The device exaggerates the signal strength of AT&T’s network by displaying two more bars than it should, Apple said. For example, the iPhone may mistakenly display four bars when it should be displaying as few as two bars.
The announcement came after Apple investigated complaints that the iPhone 4 lost all wireless connectivity when the bottom left portion of the device’s external steel antenna contacted skin.
“Users observing a drop of several bars when they grip their iPhone in a certain way are most likely in an area with very weak signal strength, but they don’t know it because we are erroneously displaying four or five bars,” Apple said in a statement. “Their big drop in bars is because their high bars were never real in the first place.”
Apple plans to bring the iPhone’s signal strength bars in line with AT&T’s other devices by adopting the carrier’s recommended formula in a software update issued within a few weeks.
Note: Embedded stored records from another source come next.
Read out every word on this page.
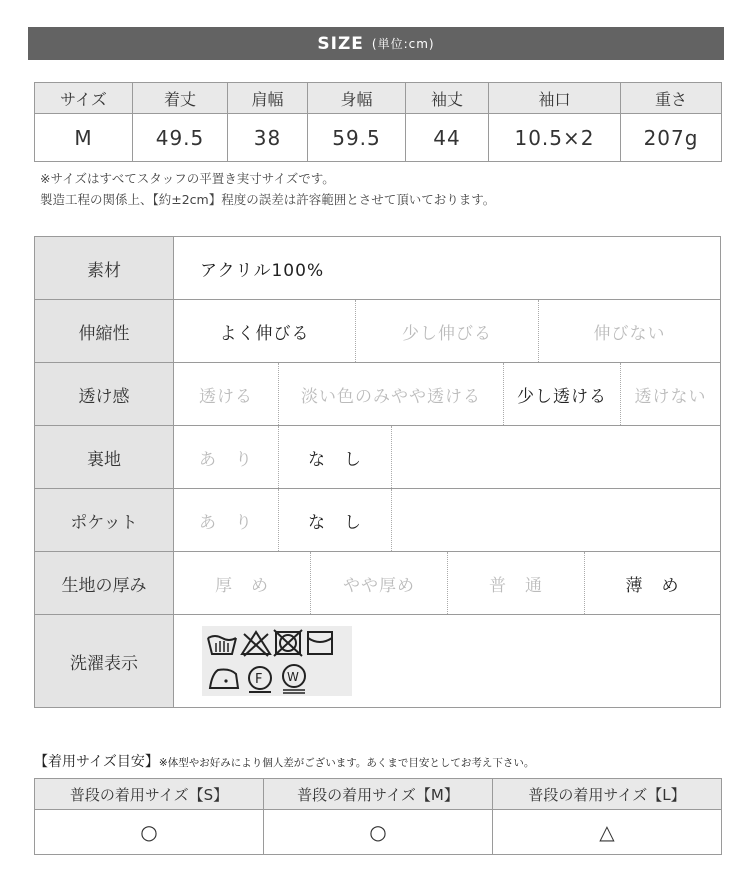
SIZE (単位:cm)
サイズ	着丈	肩幅	身幅	袖丈	袖口	重さ
M	49.5	38	59.5	44	10.5×2	207g
※サイズはすべてスタッフの平置き実寸サイズです。
製造工程の関係上、【約±2cm】程度の誤差は許容範囲とさせて頂いております。
素材	アクリル100%
伸縮性	よく伸びる	少し伸びる	伸びない
透け感	透ける	淡い色のみやや透ける	少し透ける	透けない
裏地	あ　り	な　し
ポケット	あ　り	な　し
生地の厚み	厚　め	やや厚め	普　通	薄　め
洗濯表示
F W
【着用サイズ目安】※体型やお好みにより個人差がございます。あくまで目安としてお考え下さい。
普段の着用サイズ【S】	普段の着用サイズ【M】	普段の着用サイズ【L】
○	○	△
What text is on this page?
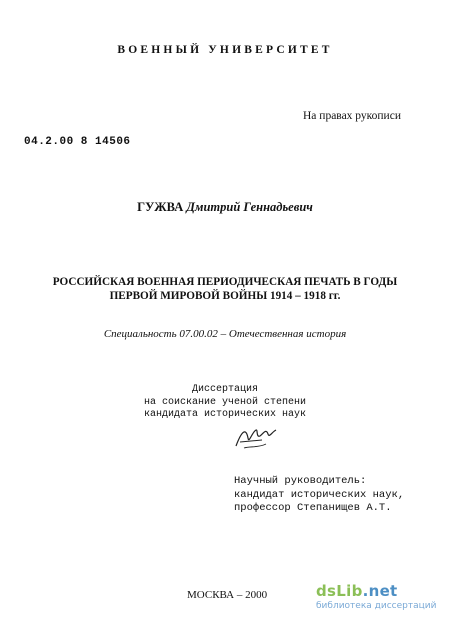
ВОЕННЫЙ УНИВЕРСИТЕТ
На правах рукописи
04.2.00 8 14506
ГУЖВА Дмитрий Геннадьевич
РОССИЙСКАЯ ВОЕННАЯ ПЕРИОДИЧЕСКАЯ ПЕЧАТЬ В ГОДЫ
ПЕРВОЙ МИРОВОЙ ВОЙНЫ 1914 – 1918 гг.
Специальность 07.00.02 – Отечественная история
Диссертация
на соискание ученой степени
кандидата исторических наук
Научный руководитель:
кандидат исторических наук,
профессор Степанищев А.Т.
МОСКВА – 2000	dsLib.net
библиотека диссертаций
The update, which also make the iPhone’s first three signal bars appear taller, affects the iPhone 4, iPhone 3GS and iPhone 3G because Apple has been using the wrong formula since the device was first launched.
Apple said the software update would only make the bars on the phone more accurate but did not say the update would improve wireless reception on the device.
Addressing complaints about the iPhone 4, Apple said gripping almost any handset in certain ways will reduce its reception by one or more bars. It maintains that the iPhone 4’s wireless performance is the “best we have ever shipped.”